The study, commissioned by the Risky Business Project report, which describes itself as nonpartisan and is chaired by former New York City Mayor Michael R. Bloomberg, former Treasury Secretary Henry M. Paulson Jr. and Thomas F. Steyer, a former hedge fund manager, makes the case for long-term business planning and for reducing emissions blamed for heating the planet.
- $66 billion to $106 billion in coastal property below sea level by 2050 with the Northeast the most affected,
- Up to $701 billion worth of existing coastal property will below mean sea levels, with more than $730 billion of additional property at risk during high tide
- Labor productivity of outdoor workers could be reduced by 3-5 percent with the Southeast the most affect with up to 120 days a year of Plus 95 degree air temperatures.
- 14 percent increase in the demand for electricity for cooling and heating costing customers up to $19 billion per year.
- 11,000 to 36,000 additional deaths a year directly related to climate change.
- Crop yield reductions in the Midwest by 19 percent in the midcentury and by 63 percent at the end of the century.

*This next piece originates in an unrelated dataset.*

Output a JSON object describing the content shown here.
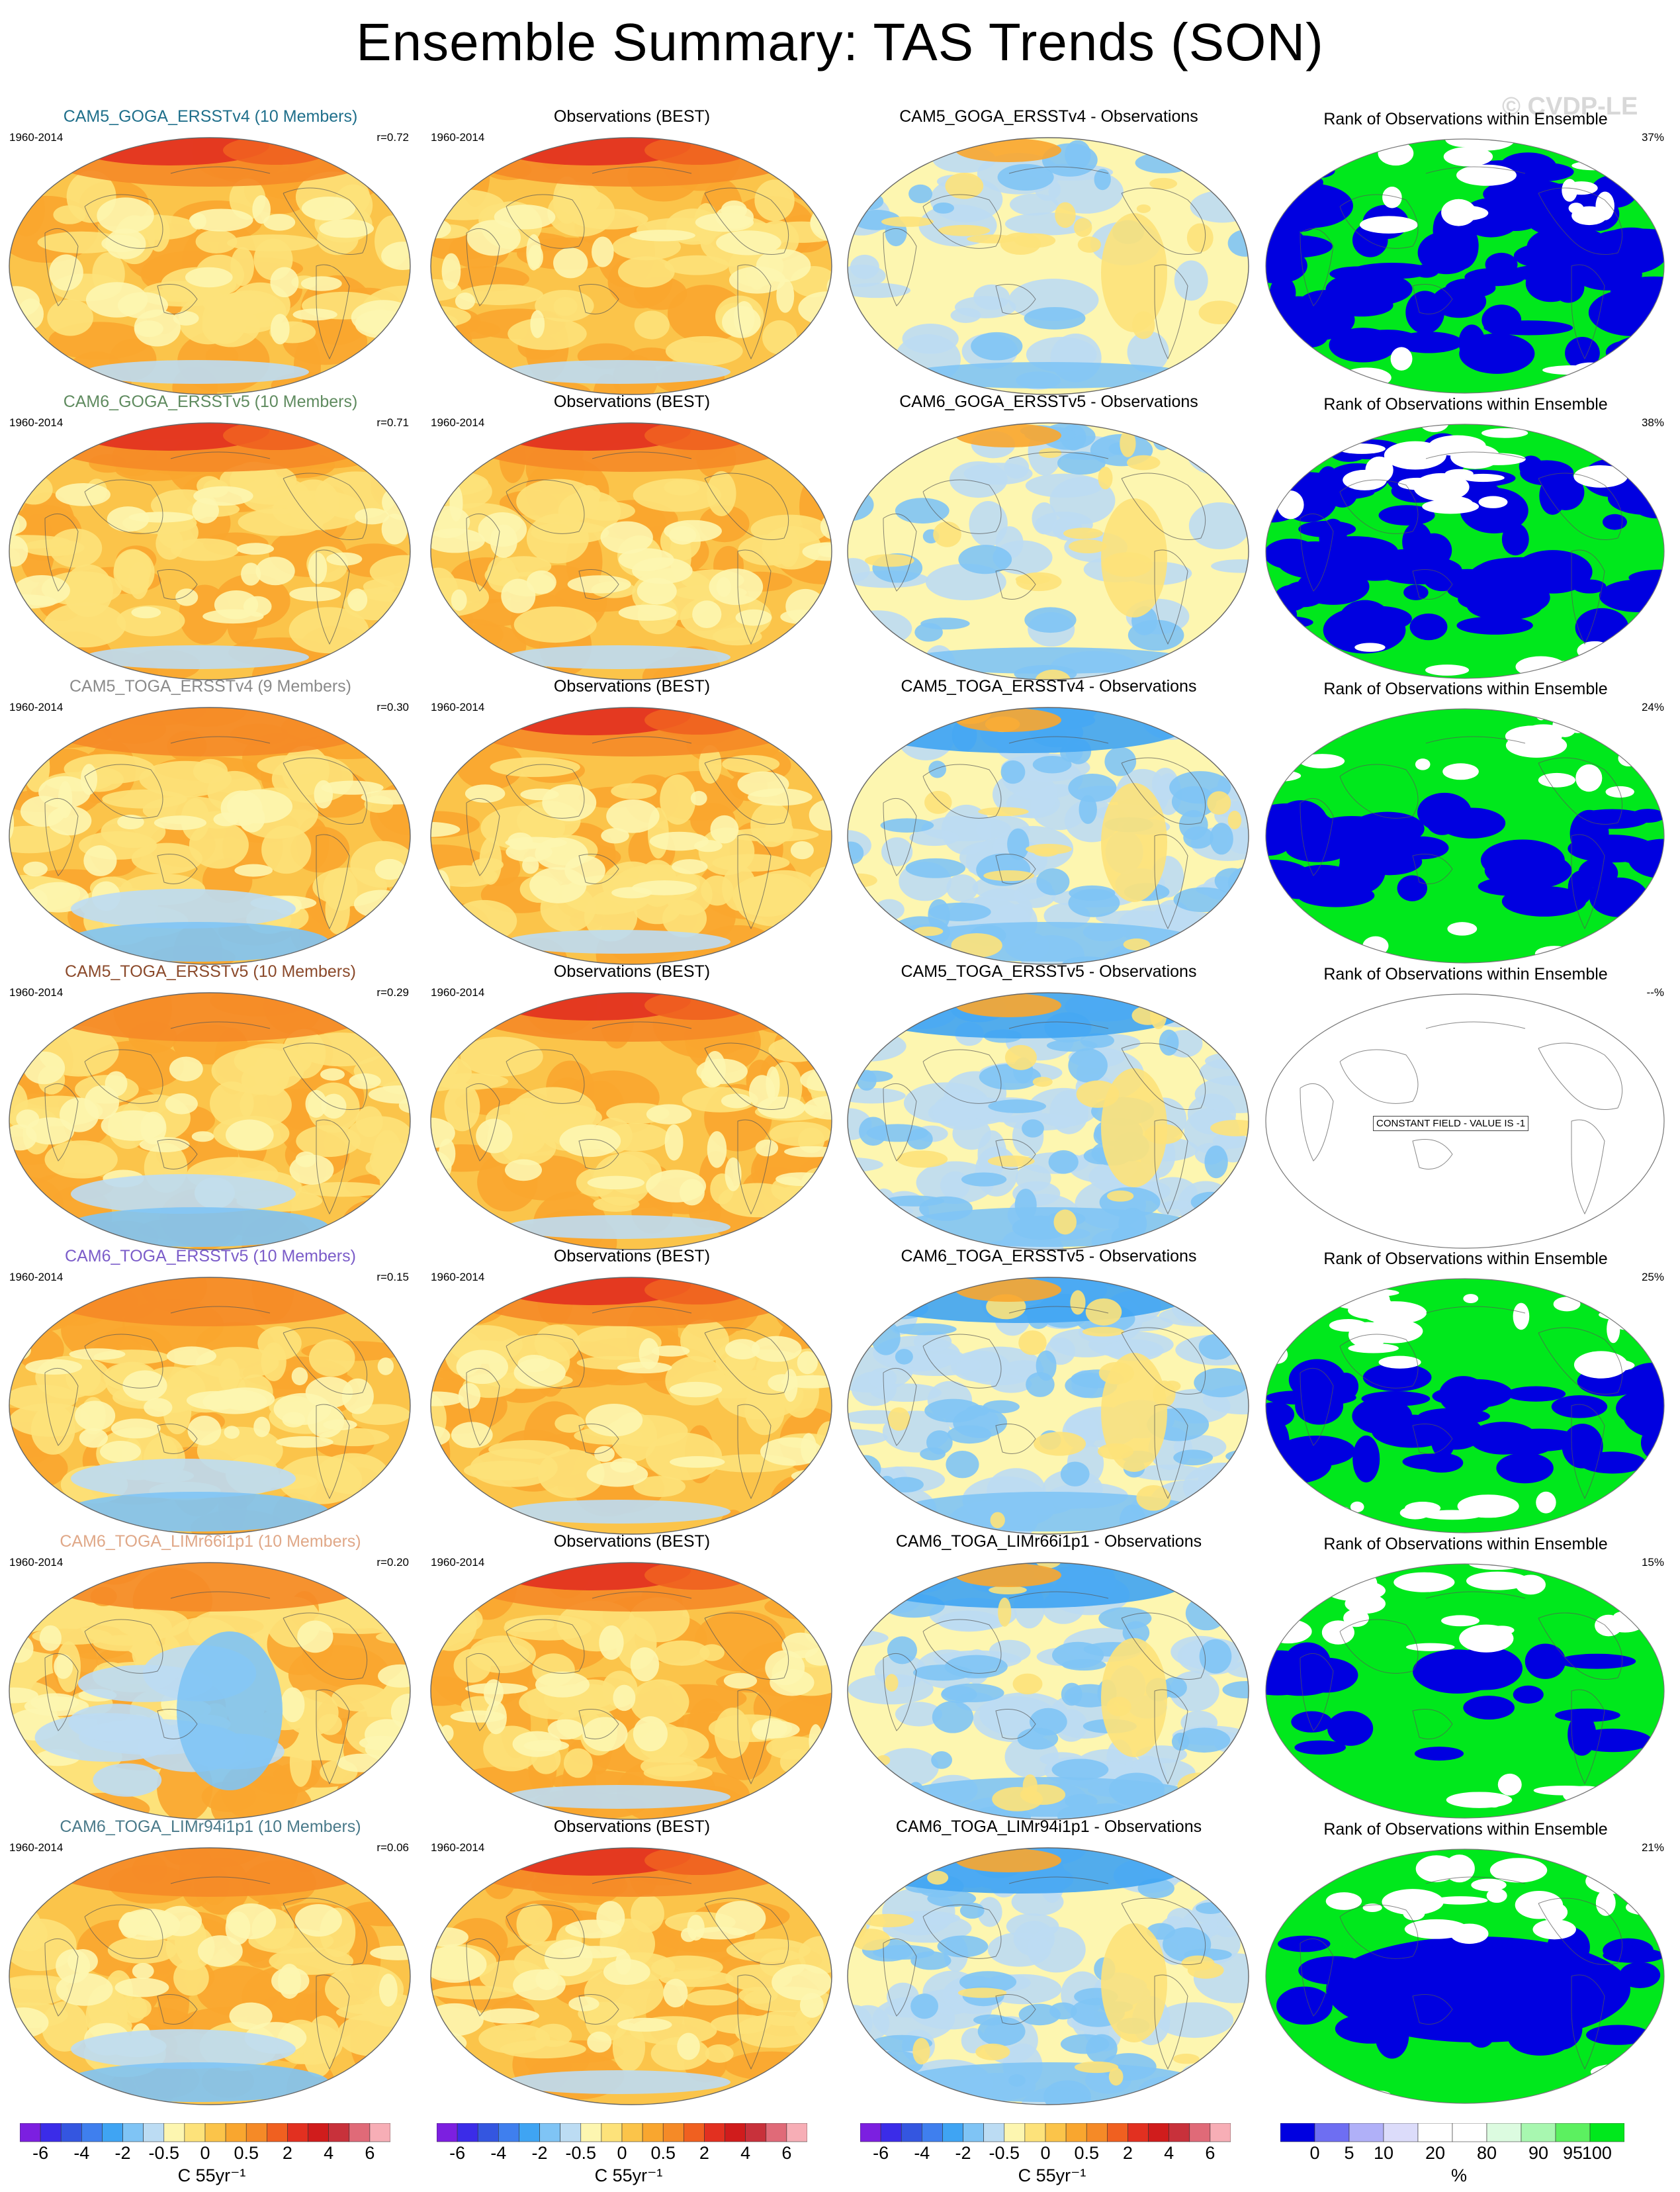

- 18 percent reduction in the amount of potable/drinkable ground water
The report concludes:“With this report, we call on the American business community to rise to the challenge and lead the way in helping reduce climate risks. We hope the Risky Business Project will facilitate this action by providing critical information about how climate change may affect key sectors and regions of our national economy.”